The rule concerning upfront fees covers telemarketers of for-profit debt relief services, including credit counseling, debt settlement and debt negotiation services. It does not cover nonprofit firms, but does cover companies that falsely claim nonprofit status.
The FTC and state enforcers have brought a combined 259 cases in the past decade to stop deceptive and abusive practices by debt relief providers that have targeted consumers in financial distress.
Advance Fee Ban
The rule specifies that fees for debt relief services may not be collected until: the debt relief service successfully renegotiates, settles, reduces or otherwise changes the terms of at least one of the consumer’s debts; there is a written settlement agreement, debt management plan or other agreement between the consumer and the creditor, and the consumer has agreed to it; and the consumer has made at least one payment to the creditor as a result of the agreement negotiated by the debt relief provider.
To ensure debt relief providers do not front-load their fees if a consumer has enrolled multiple debts in one debt relief program, the rule specifies how debt relief providers can collect their fee for each settled debt.
First, the provider’s fee for a single debt must be in proportion to the total fee that would be charged if all of the debts had been settled.
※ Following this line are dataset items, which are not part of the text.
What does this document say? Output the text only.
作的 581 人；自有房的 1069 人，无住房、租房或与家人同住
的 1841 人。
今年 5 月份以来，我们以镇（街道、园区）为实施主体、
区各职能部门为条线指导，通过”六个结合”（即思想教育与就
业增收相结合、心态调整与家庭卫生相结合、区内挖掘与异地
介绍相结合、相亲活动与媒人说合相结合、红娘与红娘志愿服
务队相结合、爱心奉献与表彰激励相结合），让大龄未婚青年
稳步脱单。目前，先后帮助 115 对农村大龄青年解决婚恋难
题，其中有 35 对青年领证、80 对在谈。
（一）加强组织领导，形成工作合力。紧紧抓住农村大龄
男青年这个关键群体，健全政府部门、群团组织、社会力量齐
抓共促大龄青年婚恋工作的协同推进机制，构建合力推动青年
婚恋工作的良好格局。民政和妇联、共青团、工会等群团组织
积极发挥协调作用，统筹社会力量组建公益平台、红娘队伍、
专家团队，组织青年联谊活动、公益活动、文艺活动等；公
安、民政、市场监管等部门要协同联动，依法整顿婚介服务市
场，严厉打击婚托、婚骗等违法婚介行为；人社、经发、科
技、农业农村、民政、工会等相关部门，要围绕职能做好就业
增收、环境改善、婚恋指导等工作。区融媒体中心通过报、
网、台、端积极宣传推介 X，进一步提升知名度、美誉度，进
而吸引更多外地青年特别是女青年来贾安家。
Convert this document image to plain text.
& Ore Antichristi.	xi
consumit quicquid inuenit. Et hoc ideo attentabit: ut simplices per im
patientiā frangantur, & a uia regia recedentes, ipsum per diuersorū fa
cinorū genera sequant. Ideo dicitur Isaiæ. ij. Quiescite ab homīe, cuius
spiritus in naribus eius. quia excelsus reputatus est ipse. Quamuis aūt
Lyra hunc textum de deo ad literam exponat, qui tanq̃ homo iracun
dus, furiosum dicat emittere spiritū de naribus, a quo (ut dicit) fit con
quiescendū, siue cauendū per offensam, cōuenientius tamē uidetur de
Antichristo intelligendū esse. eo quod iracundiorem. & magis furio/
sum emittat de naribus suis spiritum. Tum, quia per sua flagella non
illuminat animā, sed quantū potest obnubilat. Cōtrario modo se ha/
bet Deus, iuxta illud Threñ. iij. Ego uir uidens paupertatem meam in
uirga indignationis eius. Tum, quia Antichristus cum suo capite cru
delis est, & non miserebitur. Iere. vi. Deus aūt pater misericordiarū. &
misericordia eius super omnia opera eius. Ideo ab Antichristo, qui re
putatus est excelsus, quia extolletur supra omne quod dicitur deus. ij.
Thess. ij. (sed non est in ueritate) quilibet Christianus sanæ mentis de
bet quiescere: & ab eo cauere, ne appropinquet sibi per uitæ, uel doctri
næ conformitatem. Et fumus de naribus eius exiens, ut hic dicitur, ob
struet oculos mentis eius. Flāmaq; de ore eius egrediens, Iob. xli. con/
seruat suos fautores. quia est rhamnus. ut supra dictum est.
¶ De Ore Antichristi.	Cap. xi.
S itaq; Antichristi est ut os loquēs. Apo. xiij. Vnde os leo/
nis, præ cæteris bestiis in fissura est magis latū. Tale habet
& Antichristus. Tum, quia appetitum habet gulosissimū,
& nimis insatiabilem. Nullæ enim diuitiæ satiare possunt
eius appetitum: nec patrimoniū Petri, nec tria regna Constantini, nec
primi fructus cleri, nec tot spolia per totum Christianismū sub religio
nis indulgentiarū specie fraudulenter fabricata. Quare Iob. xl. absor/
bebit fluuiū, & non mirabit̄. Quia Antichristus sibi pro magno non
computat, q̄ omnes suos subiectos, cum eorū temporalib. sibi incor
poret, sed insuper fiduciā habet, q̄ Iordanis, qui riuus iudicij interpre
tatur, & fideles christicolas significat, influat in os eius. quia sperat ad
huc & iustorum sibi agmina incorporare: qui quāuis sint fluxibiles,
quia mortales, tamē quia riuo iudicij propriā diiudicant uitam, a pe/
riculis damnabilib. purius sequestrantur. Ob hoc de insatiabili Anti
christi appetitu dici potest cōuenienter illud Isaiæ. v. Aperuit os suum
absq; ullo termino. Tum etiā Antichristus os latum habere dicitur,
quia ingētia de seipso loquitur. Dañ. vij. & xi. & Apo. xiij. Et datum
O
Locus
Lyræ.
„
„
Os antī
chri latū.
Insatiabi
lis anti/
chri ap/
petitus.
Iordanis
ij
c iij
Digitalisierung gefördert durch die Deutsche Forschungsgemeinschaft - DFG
Alternatively, if the provider bases its fee on the percentage of what the consumer saves as result of using its services, the percentage charged must be the same for each of the consumer’s debts.
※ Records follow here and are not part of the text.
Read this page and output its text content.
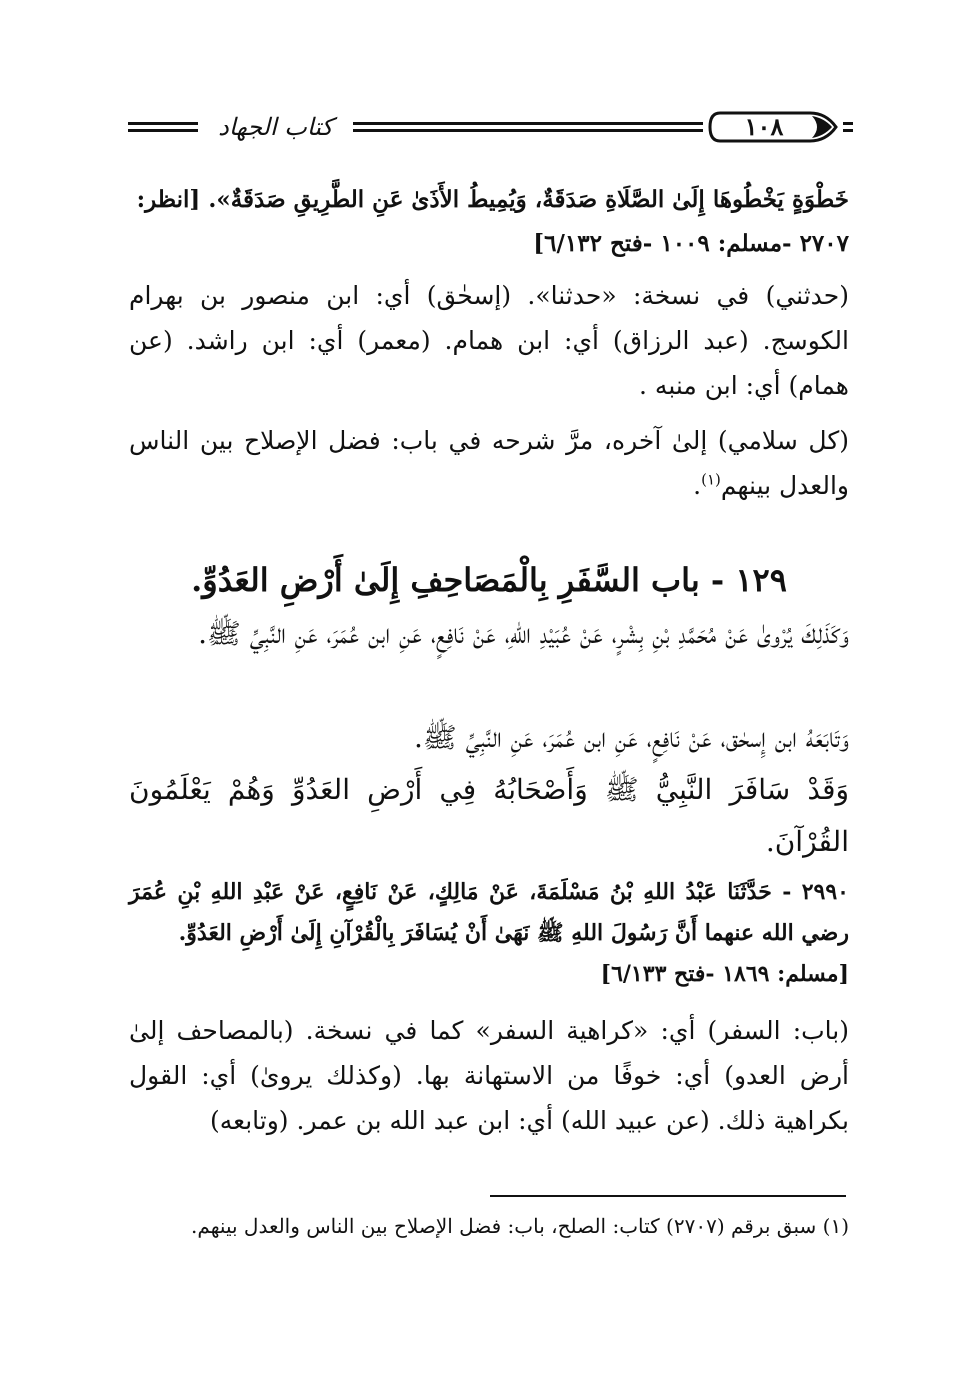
١٠٨
كتاب الجهاد
خَطْوَةٍ يَخْطُوهَا إِلَىٰ الصَّلَاةِ صَدَقَةٌ، وَيُمِيطُ الأَذَىٰ عَنِ الطَّرِيقِ صَدَقَةٌ». [انظر:
٢٧٠٧ -مسلم: ١٠٠٩ -فتح ٦/١٣٢]
(حدثني) في نسخة: «حدثنا». (إسحٰق) أي: ابن منصور بن بهرام الكوسج. (عبد الرزاق) أي: ابن همام. (معمر) أي: ابن راشد. (عن همام) أي: ابن منبه .
(كل سلامي) إلىٰ آخره، مرَّ شرحه في باب: فضل الإصلاح بين الناس والعدل بينهم$^{(١)}$.
١٢٩ - باب السَّفَرِ بِالْمَصَاحِفِ إِلَىٰ أَرْضِ العَدُوِّ.
وَكَذَلِكَ يُرْوىٰ عَنْ مُحَمَّدِ بْنِ بِشْرٍ، عَنْ عُبَيْدِ اللهِ، عَنْ نَافِعٍ، عَنِ ابن عُمَرَ، عَنِ النَّبِيِّ ﷺ.
وَتَابَعَهُ ابن إِسحٰق، عَنْ نَافِعٍ، عَنِ ابن عُمَرَ، عَنِ النَّبِيِّ ﷺ.
وَقَدْ سَافَرَ النَّبِيُّ ﷺ وَأَصْحَابُهُ فِي أَرْضِ العَدُوِّ وَهُمْ يَعْلَمُونَ القُرْآنَ.
٢٩٩٠ - حَدَّثَنَا عَبْدُ اللهِ بْنُ مَسْلَمَةَ، عَنْ مَالِكٍ، عَنْ نَافِعٍ، عَنْ عَبْدِ اللهِ بْنِ عُمَرَ رضي الله عنهما أَنَّ رَسُولَ اللهِ ﷺ نَهَىٰ أَنْ يُسَافَرَ بِالْقُرْآنِ إِلَىٰ أَرْضِ العَدُوِّ.
[مسلم: ١٨٦٩ -فتح ٦/١٣٣]
(باب: السفر) أي: «كراهية السفر» كما في نسخة. (بالمصاحف إلىٰ أرض العدو) أي: خوفًا من الاستهانة بها. (وكذلك يروىٰ) أي: القول بكراهية ذلك. (عن عبيد الله) أي: ابن عبد الله بن عمر. (وتابعه)
(١) سبق برقم (٢٧٠٧) كتاب: الصلح، باب: فضل الإصلاح بين الناس والعدل بينهم.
Dedicated Account for Fees and Savings
Another provision of the rule will allow debt relief companies to require that consumers set aside their fees and savings for payment to creditors in a “dedicated account.” However, providers may only require a dedicated account as long as five conditions are met: the dedicated account is maintained at an insured financial institution; the consumer owns the funds (including any interest accrued); the consumer can withdraw the funds at any time without penalty; the provider does not own or control or have any affiliation with the company administering the account; and the provider does not exchange any referral fees with the company administering the account.